The plot is surprisingly fleshed out for a game that feels so incomplete. While the story isn’t as linear and detailed as The 2nd Birth’s and not as freeform as in The Recur of Origin, there is indeed a lot of options as to how the plot goes on, though most of it relies on side-quests that the player can take on during the exploration of the virtual world, and the end result of the protagonist’s efforts is usually determined by what he does in the endgame.
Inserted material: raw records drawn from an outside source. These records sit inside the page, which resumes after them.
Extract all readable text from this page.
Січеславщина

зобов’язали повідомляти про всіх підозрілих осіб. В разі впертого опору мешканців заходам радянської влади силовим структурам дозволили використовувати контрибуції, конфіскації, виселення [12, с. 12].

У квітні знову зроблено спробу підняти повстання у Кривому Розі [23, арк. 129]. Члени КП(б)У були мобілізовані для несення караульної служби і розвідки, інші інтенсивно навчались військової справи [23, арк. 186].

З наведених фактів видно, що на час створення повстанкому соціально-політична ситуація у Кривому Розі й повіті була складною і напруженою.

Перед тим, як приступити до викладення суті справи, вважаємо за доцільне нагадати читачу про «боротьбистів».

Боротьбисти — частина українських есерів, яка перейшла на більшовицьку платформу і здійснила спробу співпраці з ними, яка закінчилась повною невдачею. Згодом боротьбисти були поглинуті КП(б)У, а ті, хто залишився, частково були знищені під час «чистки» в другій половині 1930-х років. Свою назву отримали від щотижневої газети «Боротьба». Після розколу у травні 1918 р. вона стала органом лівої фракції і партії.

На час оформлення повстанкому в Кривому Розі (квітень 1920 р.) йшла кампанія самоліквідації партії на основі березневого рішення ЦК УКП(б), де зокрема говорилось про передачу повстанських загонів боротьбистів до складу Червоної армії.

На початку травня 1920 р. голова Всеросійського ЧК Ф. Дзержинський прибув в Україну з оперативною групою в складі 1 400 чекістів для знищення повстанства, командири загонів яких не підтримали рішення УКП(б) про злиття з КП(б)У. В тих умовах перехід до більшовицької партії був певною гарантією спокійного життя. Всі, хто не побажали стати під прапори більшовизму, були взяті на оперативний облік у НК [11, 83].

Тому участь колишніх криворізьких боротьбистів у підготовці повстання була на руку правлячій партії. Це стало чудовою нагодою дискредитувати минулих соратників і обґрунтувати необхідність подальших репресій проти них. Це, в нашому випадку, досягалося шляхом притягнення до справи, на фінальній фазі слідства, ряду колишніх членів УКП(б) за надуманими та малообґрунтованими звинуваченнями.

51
Relics‘ body possession mechanic is once again reworked and improved. While the ability to take over dead bodies has been renamed from Spirit Ride to Body Snatch, the basics are pretty much the same: once the player is transferred to a new body, he can use all of its powers as long as he remains in it. Just like in Relics: the 2nd Birth, the player has a main body that can use features of the many characters they have possessed, and dying in it causes the game to end. However, unlike the previous installment, the player can’t adjust their abilities and stats in any combination they desire, instead having to transform into any body the player has possessed, with few exceptions. Not every corpse can be taken over at any given time, since most of them have prerequisites in the form of Spiritual level – essentially an experience counter for the main body raised by gaining new forms, and the cap of which grows as the plot progresses. Even then, unlocking the full potential of a transformable forms and gaining new ones is done through combat, which raises two meters, regular experience (which unlocks new forms) and Synchro (which allows Valkyrie to use the special abilities). Even the party system is improved: the player can form a party of their own choosing, using Idols representing one of the game’s races, which can be used to summon a companion of any body type they’ve possessed.
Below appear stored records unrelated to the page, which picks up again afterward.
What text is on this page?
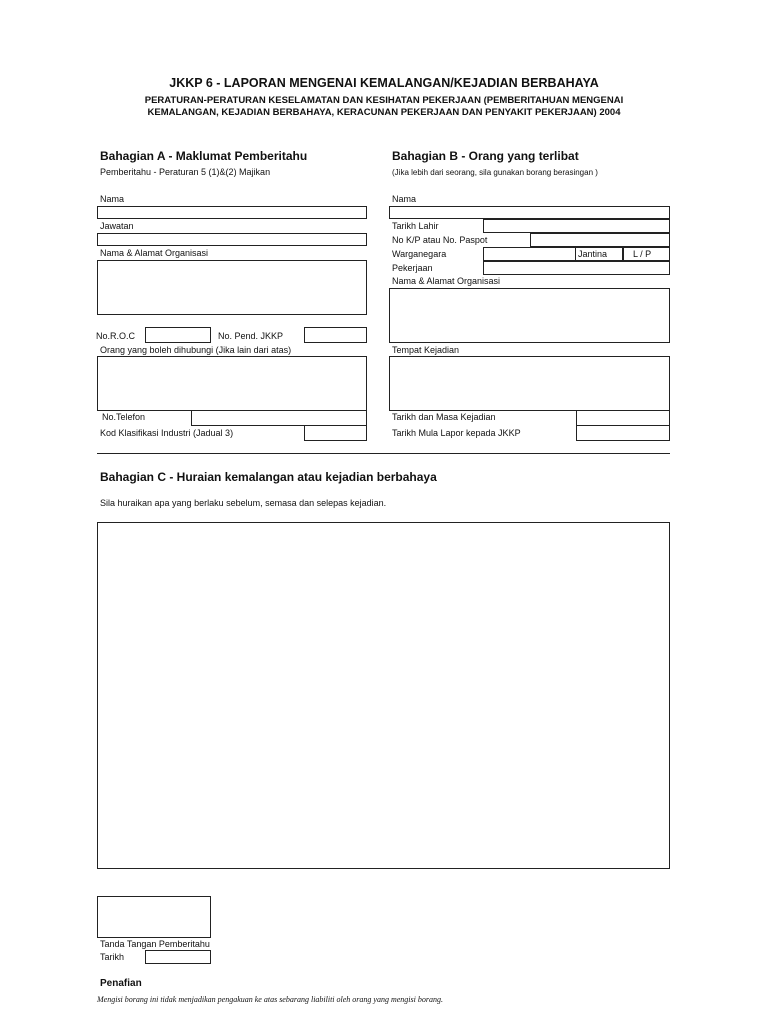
JKKP 6 - LAPORAN MENGENAI KEMALANGAN/KEJADIAN BERBAHAYA
PERATURAN-PERATURAN KESELAMATAN DAN KESIHATAN PEKERJAAN (PEMBERITAHUAN MENGENAI
KEMALANGAN, KEJADIAN BERBAHAYA, KERACUNAN PEKERJAAN DAN PENYAKIT PEKERJAAN) 2004
Bahagian A - Maklumat Pemberitahu
Pemberitahu - Peraturan 5 (1)&(2) Majikan
Nama
Jawatan
Nama & Alamat Organisasi
No.R.O.C	No. Pend. JKKP
Orang yang boleh dihubungi (Jika lain dari atas)
No.Telefon
Kod Klasifikasi Industri (Jadual 3)
Bahagian B - Orang yang terlibat
(Jika lebih dari seorang, sila gunakan borang berasingan )
Nama
Tarikh Lahir
No K/P atau No. Paspot
Warganegara	Jantina	L / P
Pekerjaan
Nama & Alamat Organisasi
Tempat Kejadian
Tarikh dan Masa Kejadian
Tarikh Mula Lapor kepada JKKP
Bahagian C - Huraian kemalangan atau kejadian berbahaya
Sila huraikan apa yang berlaku sebelum, semasa dan selepas kejadian.
Tanda Tangan Pemberitahu
Tarikh
Penafian
Mengisi borang ini tidak menjadikan pengakuan ke atas sebarang liabiliti oleh orang yang mengisi borang.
Rinne is a very bizarre game, the origins of which are a complete mystery – Falcom almost doesn’t acknowledge its existence, Bothtec is essentially nonexistent, none of the game’s developers are credited anywhere in the game, and it can at times feel like it was both abandoned during its creation and rushed while in production. Still, even though it can be hard to look at and even harder to get, it still is quite interesting, both as a game and as an example of a doomed project. Sadly, this is the last game in the series to be ever made, with the series delving into obscurity.